Comment vérifier concrètement qu'un service ne conserve pas de journaux d'activité ?
Lisez intégralement la politique de confidentialité et cherchez une déclaration précise sur les données qui ne sont pas collectées — des formulations vagues sans détail valent moins qu'une liste explicite. Un signal supplémentaire, mais non absolu, est la publication d'un rapport d'audit indépendant, si le service en publie un.
Faut-il payer pour un service de confidentialité, ou une option gratuite suffit-elle ?
Cela dépend de l'usage. Pour une protection ponctuelle sur un réseau ouvert, de nombreuses options gratuites font très bien l'affaire, mais elles ont plus souvent une vitesse limitée, moins de serveurs et des politiques de données moins transparentes, le modèle de monétisation n'étant pas toujours évident. Pour un usage régulier et professionnel, une politique prévisible et un support technique comptent généralement plus qu'un prix nul.
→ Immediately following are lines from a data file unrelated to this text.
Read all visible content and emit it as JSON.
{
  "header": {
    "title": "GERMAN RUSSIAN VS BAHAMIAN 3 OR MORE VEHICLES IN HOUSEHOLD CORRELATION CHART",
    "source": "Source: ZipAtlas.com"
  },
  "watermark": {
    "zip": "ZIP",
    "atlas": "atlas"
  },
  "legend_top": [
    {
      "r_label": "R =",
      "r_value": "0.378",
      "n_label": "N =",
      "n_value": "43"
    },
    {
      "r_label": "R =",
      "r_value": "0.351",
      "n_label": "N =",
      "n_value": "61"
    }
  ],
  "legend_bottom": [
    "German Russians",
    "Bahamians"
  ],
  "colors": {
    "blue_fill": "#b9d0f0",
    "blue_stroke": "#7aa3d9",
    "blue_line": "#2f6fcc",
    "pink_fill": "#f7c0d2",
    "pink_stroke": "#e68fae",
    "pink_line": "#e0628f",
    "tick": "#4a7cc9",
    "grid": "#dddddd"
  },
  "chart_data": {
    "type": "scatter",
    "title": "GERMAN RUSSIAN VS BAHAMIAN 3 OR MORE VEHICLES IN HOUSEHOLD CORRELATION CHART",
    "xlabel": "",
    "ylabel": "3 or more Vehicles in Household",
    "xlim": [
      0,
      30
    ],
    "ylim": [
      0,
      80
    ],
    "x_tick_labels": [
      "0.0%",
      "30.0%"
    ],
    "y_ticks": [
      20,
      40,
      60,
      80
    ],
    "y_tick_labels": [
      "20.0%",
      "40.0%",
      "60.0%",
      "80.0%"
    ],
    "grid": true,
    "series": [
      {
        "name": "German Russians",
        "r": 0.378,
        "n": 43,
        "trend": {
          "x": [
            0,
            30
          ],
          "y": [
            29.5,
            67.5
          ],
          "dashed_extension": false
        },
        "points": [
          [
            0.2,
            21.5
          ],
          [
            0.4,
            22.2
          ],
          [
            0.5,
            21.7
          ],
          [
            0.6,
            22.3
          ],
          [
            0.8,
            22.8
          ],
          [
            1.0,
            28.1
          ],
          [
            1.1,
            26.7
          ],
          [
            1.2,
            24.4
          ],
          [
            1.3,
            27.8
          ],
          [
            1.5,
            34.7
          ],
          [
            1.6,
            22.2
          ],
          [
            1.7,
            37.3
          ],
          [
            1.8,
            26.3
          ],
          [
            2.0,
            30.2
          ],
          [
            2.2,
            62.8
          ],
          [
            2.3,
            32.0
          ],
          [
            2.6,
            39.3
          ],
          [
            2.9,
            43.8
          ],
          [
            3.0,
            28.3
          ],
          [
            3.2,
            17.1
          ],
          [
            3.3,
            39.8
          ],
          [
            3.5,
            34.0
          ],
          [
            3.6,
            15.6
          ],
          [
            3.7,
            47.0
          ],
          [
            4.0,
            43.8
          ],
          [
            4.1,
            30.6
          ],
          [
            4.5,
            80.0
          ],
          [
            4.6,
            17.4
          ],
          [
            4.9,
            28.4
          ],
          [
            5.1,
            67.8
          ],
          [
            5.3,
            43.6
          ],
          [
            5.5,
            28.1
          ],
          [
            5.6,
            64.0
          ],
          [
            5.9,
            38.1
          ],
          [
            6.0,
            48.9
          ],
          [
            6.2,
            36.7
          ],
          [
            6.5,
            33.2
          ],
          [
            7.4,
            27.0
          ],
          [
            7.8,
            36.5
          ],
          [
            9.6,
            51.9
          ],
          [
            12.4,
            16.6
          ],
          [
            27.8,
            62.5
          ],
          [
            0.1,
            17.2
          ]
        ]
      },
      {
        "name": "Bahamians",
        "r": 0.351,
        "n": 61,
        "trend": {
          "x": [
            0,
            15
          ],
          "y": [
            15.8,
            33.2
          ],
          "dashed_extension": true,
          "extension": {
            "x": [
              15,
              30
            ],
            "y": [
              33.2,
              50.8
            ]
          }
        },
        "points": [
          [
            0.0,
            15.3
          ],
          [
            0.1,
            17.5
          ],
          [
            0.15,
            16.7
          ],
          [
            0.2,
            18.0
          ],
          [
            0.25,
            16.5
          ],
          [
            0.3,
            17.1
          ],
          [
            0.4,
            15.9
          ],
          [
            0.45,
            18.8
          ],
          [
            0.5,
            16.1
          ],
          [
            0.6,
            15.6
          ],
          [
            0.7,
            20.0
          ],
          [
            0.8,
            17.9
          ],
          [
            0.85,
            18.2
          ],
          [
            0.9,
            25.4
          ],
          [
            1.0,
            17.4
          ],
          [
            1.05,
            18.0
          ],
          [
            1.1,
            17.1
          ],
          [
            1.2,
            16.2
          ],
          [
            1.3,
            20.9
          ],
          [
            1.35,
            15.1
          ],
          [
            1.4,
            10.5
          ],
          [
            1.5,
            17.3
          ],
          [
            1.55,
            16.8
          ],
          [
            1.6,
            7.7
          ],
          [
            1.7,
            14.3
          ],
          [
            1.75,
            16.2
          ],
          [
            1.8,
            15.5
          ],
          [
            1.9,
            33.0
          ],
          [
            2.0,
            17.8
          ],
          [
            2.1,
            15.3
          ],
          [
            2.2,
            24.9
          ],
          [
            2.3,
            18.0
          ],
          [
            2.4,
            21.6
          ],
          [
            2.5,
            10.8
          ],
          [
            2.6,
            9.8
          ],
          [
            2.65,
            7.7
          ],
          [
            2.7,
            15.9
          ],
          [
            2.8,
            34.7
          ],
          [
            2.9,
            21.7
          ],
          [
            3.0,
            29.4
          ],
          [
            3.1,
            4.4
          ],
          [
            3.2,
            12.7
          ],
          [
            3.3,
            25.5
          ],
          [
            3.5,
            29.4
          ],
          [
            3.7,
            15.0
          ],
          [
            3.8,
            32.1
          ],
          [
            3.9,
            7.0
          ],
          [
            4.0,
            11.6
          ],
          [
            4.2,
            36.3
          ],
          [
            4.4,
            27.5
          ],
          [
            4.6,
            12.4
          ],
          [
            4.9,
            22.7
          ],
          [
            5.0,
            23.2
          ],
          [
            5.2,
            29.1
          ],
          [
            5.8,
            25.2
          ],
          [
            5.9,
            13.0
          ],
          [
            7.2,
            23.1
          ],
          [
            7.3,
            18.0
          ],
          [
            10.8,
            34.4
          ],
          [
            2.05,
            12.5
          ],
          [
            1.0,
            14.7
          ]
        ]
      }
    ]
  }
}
Que faire si la vitesse chute brutalement après la connexion ?
Vérifiez d'abord quel protocole utilise la connexion — les protocoles légers comme WireGuard offrent généralement une latence plus faible que les implémentations plus anciennes. Essayez ensuite un autre serveur du même service et vérifiez si le problème apparaît sur différents réseaux (Wi-Fi domestique, données mobiles) avant de conclure que le service lui-même est en cause.